I recently read a "Where is he now?" type of story on Michael Dukakis, the erstwhile governor of Massachusetts and presidential candidate. He's presently a college professor. But for me, all of this pales when compared with one of Mr. Dukakis's personal habits.
He picks up trash.
Not as a career choice. Not as a hobby. He does it as an expression of the person he is. On his way to work he carries a plastic bag. When he sees a paper cup or piece of paper or hamburger wrapper on the ground, he stops, stoops, and scoops.
While others might chuckle or even sniff disapprovingly at the thought of an ex-presidential candidate routinely picking up litter, I found immediate kinship with the man. For I, too, am a trash picker-upper. And I have my plastic bag to prove it. (I keep one tucked in my left hip pocket. Semper paratus!)

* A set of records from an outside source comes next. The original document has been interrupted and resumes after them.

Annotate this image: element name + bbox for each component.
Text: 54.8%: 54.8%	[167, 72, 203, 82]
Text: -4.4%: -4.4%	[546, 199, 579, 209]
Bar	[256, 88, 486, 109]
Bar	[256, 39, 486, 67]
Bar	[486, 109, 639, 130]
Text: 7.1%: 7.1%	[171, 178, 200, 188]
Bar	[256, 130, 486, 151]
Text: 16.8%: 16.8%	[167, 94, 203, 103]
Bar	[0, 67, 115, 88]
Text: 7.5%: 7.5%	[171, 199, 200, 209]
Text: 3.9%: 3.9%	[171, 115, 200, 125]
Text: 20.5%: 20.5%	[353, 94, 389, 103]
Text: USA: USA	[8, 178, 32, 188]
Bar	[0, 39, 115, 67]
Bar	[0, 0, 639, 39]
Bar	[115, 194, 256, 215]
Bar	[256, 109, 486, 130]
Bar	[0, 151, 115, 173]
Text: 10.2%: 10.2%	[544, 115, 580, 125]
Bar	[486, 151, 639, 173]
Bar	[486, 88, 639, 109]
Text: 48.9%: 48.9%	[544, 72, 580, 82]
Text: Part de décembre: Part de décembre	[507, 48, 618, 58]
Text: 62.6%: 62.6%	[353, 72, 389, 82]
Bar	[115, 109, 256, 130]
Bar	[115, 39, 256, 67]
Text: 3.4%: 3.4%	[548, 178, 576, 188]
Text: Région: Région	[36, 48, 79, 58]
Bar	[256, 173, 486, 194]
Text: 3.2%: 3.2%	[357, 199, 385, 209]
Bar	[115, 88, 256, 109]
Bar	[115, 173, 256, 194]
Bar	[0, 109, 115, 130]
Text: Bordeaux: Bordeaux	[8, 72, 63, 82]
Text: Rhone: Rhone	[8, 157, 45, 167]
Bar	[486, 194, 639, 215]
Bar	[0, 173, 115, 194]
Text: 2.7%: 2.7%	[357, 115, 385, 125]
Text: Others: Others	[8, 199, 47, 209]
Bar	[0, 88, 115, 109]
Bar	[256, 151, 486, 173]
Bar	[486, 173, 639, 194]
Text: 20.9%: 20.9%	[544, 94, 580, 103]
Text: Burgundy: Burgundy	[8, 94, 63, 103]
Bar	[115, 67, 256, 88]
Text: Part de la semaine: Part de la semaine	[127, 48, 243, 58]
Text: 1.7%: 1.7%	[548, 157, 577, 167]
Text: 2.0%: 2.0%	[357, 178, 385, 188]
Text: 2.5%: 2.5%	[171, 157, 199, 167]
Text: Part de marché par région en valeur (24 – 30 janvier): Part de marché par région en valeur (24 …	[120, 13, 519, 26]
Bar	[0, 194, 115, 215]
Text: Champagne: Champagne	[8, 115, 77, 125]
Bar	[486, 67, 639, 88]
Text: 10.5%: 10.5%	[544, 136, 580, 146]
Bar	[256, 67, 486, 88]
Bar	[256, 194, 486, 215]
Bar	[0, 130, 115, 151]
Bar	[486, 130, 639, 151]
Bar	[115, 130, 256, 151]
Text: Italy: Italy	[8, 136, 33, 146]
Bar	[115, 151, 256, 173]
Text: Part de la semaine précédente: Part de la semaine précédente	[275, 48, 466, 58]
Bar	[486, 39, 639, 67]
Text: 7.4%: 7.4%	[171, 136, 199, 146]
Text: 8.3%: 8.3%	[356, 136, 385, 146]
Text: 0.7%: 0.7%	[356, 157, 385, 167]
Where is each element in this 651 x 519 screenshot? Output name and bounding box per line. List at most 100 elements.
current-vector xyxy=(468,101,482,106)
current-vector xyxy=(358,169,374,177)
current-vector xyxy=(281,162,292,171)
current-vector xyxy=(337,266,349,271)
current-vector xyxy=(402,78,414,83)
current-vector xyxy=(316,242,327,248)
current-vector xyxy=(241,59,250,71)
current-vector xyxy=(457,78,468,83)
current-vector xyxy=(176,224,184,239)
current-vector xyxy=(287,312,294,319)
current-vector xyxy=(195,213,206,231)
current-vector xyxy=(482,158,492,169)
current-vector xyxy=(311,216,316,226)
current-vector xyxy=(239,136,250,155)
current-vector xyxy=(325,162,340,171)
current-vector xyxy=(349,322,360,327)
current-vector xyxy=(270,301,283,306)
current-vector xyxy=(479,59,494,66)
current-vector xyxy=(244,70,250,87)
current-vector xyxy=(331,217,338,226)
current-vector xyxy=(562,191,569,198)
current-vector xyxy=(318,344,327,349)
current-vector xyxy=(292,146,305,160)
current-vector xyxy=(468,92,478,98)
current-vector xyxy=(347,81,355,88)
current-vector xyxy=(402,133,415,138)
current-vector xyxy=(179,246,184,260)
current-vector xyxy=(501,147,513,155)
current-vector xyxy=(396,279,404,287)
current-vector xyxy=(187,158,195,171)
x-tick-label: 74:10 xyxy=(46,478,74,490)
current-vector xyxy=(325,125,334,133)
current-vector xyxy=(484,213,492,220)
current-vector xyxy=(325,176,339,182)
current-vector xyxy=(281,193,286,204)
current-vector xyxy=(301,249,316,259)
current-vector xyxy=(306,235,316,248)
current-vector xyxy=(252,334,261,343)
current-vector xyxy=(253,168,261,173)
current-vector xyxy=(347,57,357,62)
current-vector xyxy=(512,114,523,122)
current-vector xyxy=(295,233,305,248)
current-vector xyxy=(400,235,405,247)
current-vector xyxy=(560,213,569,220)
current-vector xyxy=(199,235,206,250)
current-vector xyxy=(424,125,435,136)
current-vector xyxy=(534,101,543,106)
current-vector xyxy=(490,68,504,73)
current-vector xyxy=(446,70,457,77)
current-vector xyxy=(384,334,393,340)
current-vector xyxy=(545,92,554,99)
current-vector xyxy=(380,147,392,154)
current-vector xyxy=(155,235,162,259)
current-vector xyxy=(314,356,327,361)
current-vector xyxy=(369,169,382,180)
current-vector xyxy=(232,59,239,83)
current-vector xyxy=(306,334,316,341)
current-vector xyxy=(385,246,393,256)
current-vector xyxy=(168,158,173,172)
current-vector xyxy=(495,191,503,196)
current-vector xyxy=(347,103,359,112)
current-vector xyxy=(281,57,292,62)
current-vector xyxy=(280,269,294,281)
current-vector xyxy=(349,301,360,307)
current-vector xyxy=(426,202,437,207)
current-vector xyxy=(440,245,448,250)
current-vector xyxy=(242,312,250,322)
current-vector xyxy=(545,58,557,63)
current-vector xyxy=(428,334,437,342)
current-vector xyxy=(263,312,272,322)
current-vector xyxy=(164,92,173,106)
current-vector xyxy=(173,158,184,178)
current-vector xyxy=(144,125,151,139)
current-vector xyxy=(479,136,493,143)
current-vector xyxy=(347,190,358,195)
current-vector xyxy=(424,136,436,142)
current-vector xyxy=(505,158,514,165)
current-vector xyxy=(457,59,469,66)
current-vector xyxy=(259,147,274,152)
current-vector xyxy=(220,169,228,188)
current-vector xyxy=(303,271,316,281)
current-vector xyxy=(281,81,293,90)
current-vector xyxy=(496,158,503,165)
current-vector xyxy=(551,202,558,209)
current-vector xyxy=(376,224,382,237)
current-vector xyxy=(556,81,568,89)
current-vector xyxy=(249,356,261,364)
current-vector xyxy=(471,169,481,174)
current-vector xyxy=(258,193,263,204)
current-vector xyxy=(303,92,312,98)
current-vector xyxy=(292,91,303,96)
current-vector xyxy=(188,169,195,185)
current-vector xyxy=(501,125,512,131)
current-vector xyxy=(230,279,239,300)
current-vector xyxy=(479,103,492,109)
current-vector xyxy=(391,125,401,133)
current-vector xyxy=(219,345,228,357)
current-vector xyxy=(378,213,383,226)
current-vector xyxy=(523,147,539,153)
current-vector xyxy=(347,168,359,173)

Long before I read the Dukakis article, I had built de-littering into my daily walks through my neighborhood. Large swaths of scrub grow where I live, and for some reason these areas have been interpreted as perfect "throwing grounds" for all sorts of refuse.
Bottles, cans, coffee cups, gum wrappers. I've seen - and retrieved - them all.
I call it the Moscow subway Ideal.
Let me explain. The Moscow subway is a polished marble wonder of design - sleek, tasteful, artistic, and immaculate. Tremendous muscle went into building it, and constant vigilance keeps it pristine. The Russian philosophy is that if the subway is kept beautiful and clean, people will be inspired to do their part to maintain it that way.
In pausing to pick up the litter that mars my walks, I emulate a Moscow subway employee. I have an image of how lovely the woodlands near my home truly are - so picture perfect in their way that the smallest item of refuse is an abomination to my eye. A quick dip of my hand is all it takes to help restore the environment to its native state.